Jueves, 05 Diciembre 2013 17:58

El pacto de los lobos

Corría el año 2009 cuando el Tribunal de Estrasburgo dictaminó que el Reino Unido debía de conceder a todos los presos en cárceles británicas el derecho a votar en las elecciones que se celebren en su territorio. La propuesta fue trasladada a dicho Tribunal por los familiares de presos del IRA y por el brazo político de este grupo terrorista.

A día de hoy el Gobierno británico no ha aplicado esa sentencia ni piensa cumplirla, la dilata en el tiempo, porque los británicos creen firmemente en que ningún tribunal exterior sabe mejor que ellos cómo aplicar justicia en su país.

Por todo esto Reino Unido no deja de ser un país democrático, ni se convierte en una “república bananera” ni en una dictadura, comentarios que políticos de diferente “ganadería”, jueces “trepadores” y periodistas que acuden con flores a Mariano nos repiten día sí y día también, como si una mentira repetida mil veces se transformara en verdad.

Cada día comemos con la noticia de que un número x de presos etarras van a ser liberados, y por la noche cenamos con las imágenes de cómo son recibidos en sus pueblos, como héroes, con palmas y “cobetes”. Queda claro que ETA ha ganado, controla la política y los presupuestos en el País Vasco, tienen representación en las dos Cámaras y ahora una amnistía encubierta para sus presos más antiguos.

Pero lo que más estremece es que para “tapar” esta noticia se estén excarcelando a asesinos y violadores en serie que ni han pedido perdón ni están curados –no lo digo yo, lo dicen en sus informes los psicólogos de las cárceles-. El asesino de las niñas de Alcásser, o el “asesino del chándal” –que además de violar a sus víctimas las “obsequiaba” con una puñalada en el culo y en el pubis, entre otros psicópatas.

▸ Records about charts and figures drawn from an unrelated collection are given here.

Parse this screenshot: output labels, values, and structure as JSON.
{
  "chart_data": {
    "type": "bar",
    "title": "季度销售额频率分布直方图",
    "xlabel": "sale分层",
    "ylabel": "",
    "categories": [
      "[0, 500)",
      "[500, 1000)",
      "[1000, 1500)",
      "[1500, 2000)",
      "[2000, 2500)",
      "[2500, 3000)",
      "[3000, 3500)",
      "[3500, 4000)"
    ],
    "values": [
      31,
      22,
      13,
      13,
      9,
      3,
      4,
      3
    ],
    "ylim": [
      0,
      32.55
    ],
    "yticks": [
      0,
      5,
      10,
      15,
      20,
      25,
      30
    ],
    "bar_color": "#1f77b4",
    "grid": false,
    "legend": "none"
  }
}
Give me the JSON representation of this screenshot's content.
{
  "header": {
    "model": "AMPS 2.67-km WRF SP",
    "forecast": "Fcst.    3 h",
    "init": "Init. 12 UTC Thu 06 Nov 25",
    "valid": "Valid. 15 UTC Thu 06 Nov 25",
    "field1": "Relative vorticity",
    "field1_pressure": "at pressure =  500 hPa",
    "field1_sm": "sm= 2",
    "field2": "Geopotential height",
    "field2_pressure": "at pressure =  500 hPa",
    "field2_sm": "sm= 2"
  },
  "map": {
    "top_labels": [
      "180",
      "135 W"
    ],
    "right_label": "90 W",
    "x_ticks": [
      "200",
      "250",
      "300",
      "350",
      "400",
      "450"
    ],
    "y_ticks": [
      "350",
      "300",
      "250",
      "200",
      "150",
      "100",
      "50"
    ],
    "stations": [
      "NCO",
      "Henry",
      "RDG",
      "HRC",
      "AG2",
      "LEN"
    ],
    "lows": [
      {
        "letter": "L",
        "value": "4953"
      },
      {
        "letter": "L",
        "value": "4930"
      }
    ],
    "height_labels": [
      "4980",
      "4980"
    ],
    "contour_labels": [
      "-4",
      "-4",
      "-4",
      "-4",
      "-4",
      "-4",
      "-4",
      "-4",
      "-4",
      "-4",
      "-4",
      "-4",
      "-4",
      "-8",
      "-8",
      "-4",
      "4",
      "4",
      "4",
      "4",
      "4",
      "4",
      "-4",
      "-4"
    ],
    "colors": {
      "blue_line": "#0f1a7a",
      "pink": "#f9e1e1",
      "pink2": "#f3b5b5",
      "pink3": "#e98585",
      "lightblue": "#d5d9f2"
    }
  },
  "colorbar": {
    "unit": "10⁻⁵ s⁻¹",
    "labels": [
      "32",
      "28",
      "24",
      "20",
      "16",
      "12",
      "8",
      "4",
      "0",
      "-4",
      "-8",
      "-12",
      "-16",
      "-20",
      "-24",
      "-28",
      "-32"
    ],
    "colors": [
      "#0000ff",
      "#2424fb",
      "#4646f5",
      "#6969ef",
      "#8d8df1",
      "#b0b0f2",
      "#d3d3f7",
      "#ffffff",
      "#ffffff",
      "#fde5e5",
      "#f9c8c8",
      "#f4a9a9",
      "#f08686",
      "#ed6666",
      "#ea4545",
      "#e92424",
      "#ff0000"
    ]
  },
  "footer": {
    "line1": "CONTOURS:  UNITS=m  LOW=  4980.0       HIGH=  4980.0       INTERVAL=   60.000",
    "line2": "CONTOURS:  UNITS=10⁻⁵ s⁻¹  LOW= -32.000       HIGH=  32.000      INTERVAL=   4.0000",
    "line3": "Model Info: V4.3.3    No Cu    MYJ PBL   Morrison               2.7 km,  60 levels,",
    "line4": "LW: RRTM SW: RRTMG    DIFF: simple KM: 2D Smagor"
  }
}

La semana pasada eché de menos la protesta de las organizaciones feministas y de violencia de género, quizá más preocupadas por el nefasto título de un libro patrocinado por el obispado de Granada y que nadie se ha leído, o por la dependencia de la subvención del gobierno de turno que condicionan su opinión.

Lo que está claro es que estamos viviendo el tercer gobierno de Zapatero, en manos de Mariano Rajoy, y que la ETA, Rubalcaba y Mariano han sellado “el pacto de los lobos”.

Estos últimos días estamos asistiendo a la crudeza de la kaleborroka contra las sedes del PP, seguramente se debe a que el “lobo quiere más carne fresca” y a que cuando vuelva a tener hambre matará, porque esa es su naturaleza.

Con respecto a los violadores, asesinos en serie y psicópatas varios, ahora libres por obra y gracia de Mariano, Dios no lo quiera, pero cuando uno de  ellos perpetren un crimen, no miraremos a Estrasburgo, ni le pediremos explicaciones a Grande Marlasca, al servicio del poder político de turno; miraremos a Mariano Rajoy, único culpable de todo lo que está pasando y al que debemos exigirle responsabilidades.